The 332nd Air Expeditionary Wing has a long history dating back to the Tuskegee Airmen, who had formed the 332nd Fighter Group that would later become the 332nd AEW. Even today they still refer to themselves at the “red tails.”

Over the years, the unit was reassigned from Lockbourn (later named Ricken Air National Guard Base), Ohio, to different locations to include Tallil Air Base, Iraq, and Joint Base Balad, Iraq. At every location, the unit continued to provide the same quality of air support their predecessors were known for.

There was one thing the Airmen of 332nd AEW always create at each location: a mural painted in tribute to their heritage, honoring the Tuskegee Airmen. The unit was reassigned to an undisclosed location in Southwest Asia in 2016, but had not yet recreated the historic and traditional painting.

One Airmen stepped up and painted this mural, which it was presented April 6, 2018, and displayed at the base’s main intersection.

Staff Sgt. Joshua Martinez, 332nd Expeditionary Aircraft Maintenance Unit crew chief, has been passionate about art since “a very young age” with a particular interest in comics. He loved “seeing the joy in people’s faces” when they viewed his work, he said.

When members of his leadership discovered his talent, Martinez was approached with suggestions on various way to help the unit show its pride while deployed.  

Martinez response to the ideas was, “Absolutely, I would love to.”

In addition to the mural, he did other works of art around the unit – only, they weren’t drawn on a wall. 

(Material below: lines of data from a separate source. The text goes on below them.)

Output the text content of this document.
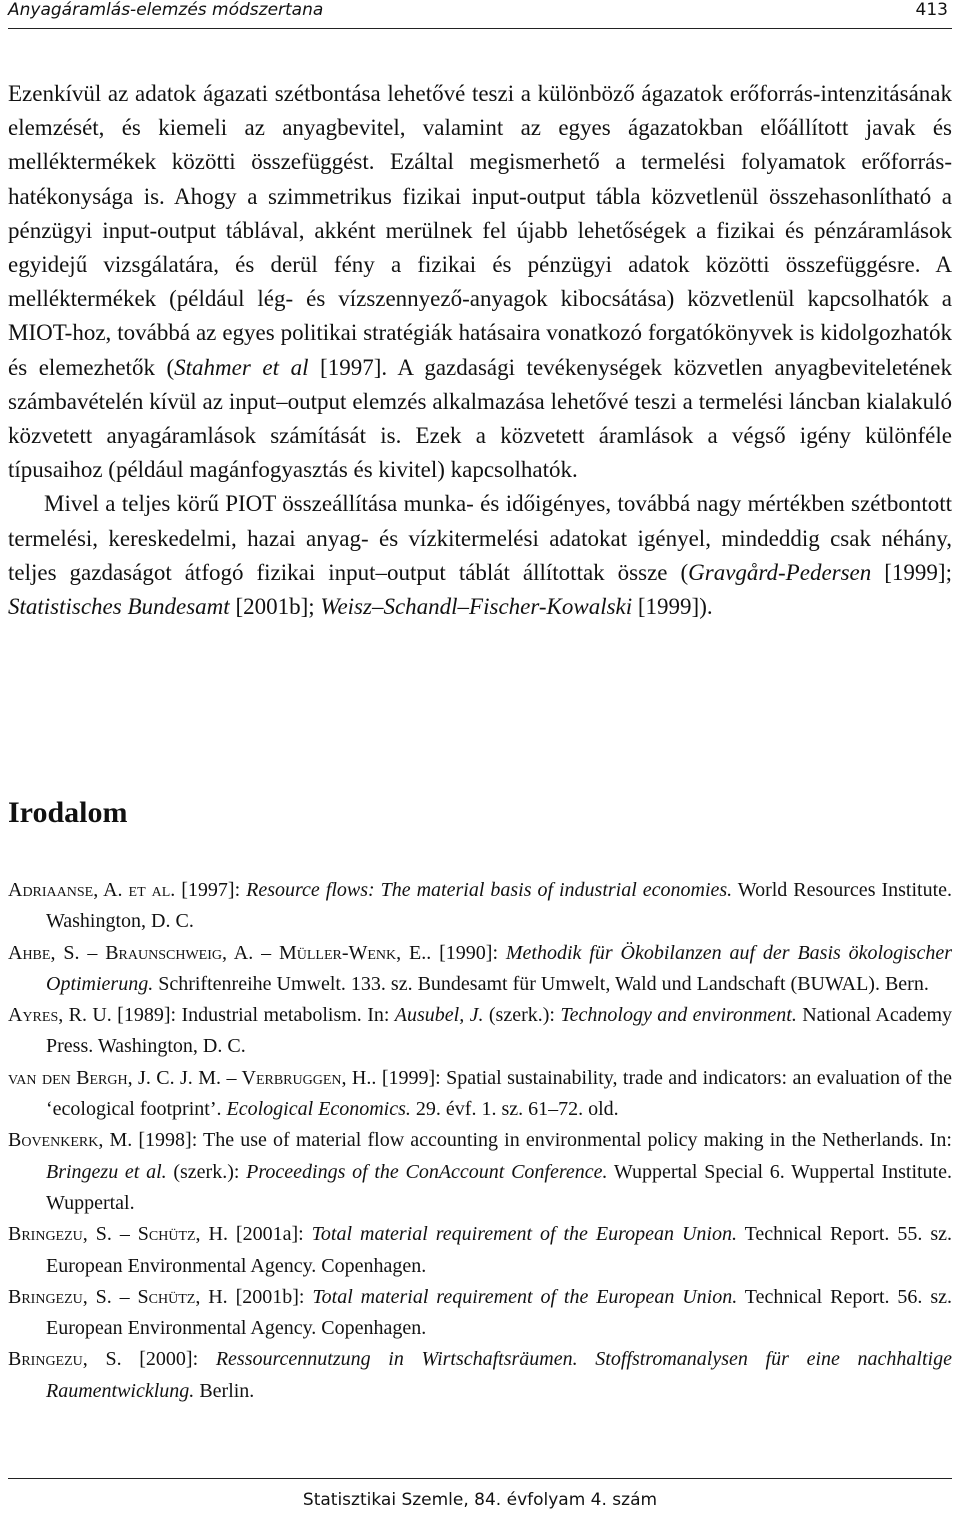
Anyagáramlás-elemzés módszertana	413

Ezenkívül az adatok ágazati szétbontása lehetővé teszi a különböző ágazatok erőforrás-intenzitásának elemzését, és kiemeli az anyagbevitel, valamint az egyes ágazatokban előállított javak és melléktermékek közötti összefüggést. Ezáltal megismerhető a termelési folyamatok erőforrás-hatékonysága is. Ahogy a szimmetrikus fizikai input-output tábla közvetlenül összehasonlítható a pénzügyi input-output táblával, akként merülnek fel újabb lehetőségek a fizikai és pénzáramlások egyidejű vizsgálatára, és derül fény a fizikai és pénzügyi adatok közötti összefüggésre. A melléktermékek (például lég- és vízszennyező-anyagok kibocsátása) közvetlenül kapcsolhatók a MIOT-hoz, továbbá az egyes politikai stratégiák hatásaira vonatkozó forgatókönyvek is kidolgozhatók és elemezhetők (Stahmer et al [1997]. A gazdasági tevékenységek közvetlen anyagbeviteletének számbavételén kívül az input–output elemzés alkalmazása lehetővé teszi a termelési láncban kialakuló közvetett anyagáramlások számítását is. Ezek a közvetett áramlások a végső igény különféle típusaihoz (például magánfogyasztás és kivitel) kapcsolhatók.

Mivel a teljes körű PIOT összeállítása munka- és időigényes, továbbá nagy mértékben szétbontott termelési, kereskedelmi, hazai anyag- és vízkitermelési adatokat igényel, mindeddig csak néhány, teljes gazdaságot átfogó fizikai input–output táblát állítottak össze (Gravgård-Pedersen [1999]; Statistisches Bundesamt [2001b]; Weisz–Schandl–Fischer-Kowalski [1999]).

Irodalom

Adriaanse, A. et al. [1997]: Resource flows: The material basis of industrial economies. World Resources Institute. Washington, D. C.

Ahbe, S. – Braunschweig, A. – Müller-Wenk, E.. [1990]: Methodik für Ökobilanzen auf der Basis ökologischer Optimierung. Schriftenreihe Umwelt. 133. sz. Bundesamt für Umwelt, Wald und Landschaft (BUWAL). Bern.

Ayres, R. U. [1989]: Industrial metabolism. In: Ausubel, J. (szerk.): Technology and environment. National Academy Press. Washington, D. C.

van den Bergh, J. C. J. M. – Verbruggen, H.. [1999]: Spatial sustainability, trade and indicators: an evaluation of the ‘ecological footprint’. Ecological Economics. 29. évf. 1. sz. 61–72. old.

Bovenkerk, M. [1998]: The use of material flow accounting in environmental policy making in the Netherlands. In: Bringezu et al. (szerk.): Proceedings of the ConAccount Conference. Wuppertal Special 6. Wuppertal Institute. Wuppertal.

Bringezu, S. – Schütz, H. [2001a]: Total material requirement of the European Union. Technical Report. 55. sz. European Environmental Agency. Copenhagen.

Bringezu, S. – Schütz, H. [2001b]: Total material requirement of the European Union. Technical Report. 56. sz. European Environmental Agency. Copenhagen.

Bringezu, S. [2000]: Ressourcennutzung in Wirtschaftsräumen. Stoffstromanalysen für eine nachhaltige Raumentwicklung. Berlin.

Statisztikai Szemle, 84. évfolyam 4. szám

When the aspiring graphic artist wasn’t fixing up the 336th Expeditionary Fighter Squadron’s F-15E Strike Eagles, he started drawing nose art on them. Currently, six images have been completed with another two partially done.

Images include Old Yeller, a cartoon rocket, the four horsemen, a cartoon plane, the American Flag with the profile of three Tuskegee Airmen, and wings decorating the first initial of a maintainer’s son who had passed away.

“It was pretty interesting to do,” Martinez said. “It was a challenge, but fun.”

“After I did the first one, a lot of people asked if I could do more … designs (on the) jets,” continued the native of Houston, Texas. “Everybody loved it.”

Once he returns to his home station, Seymour Johnson Air Force Base, North Carolina, Martinez hopes to continue doing art for the military to include a wall mural.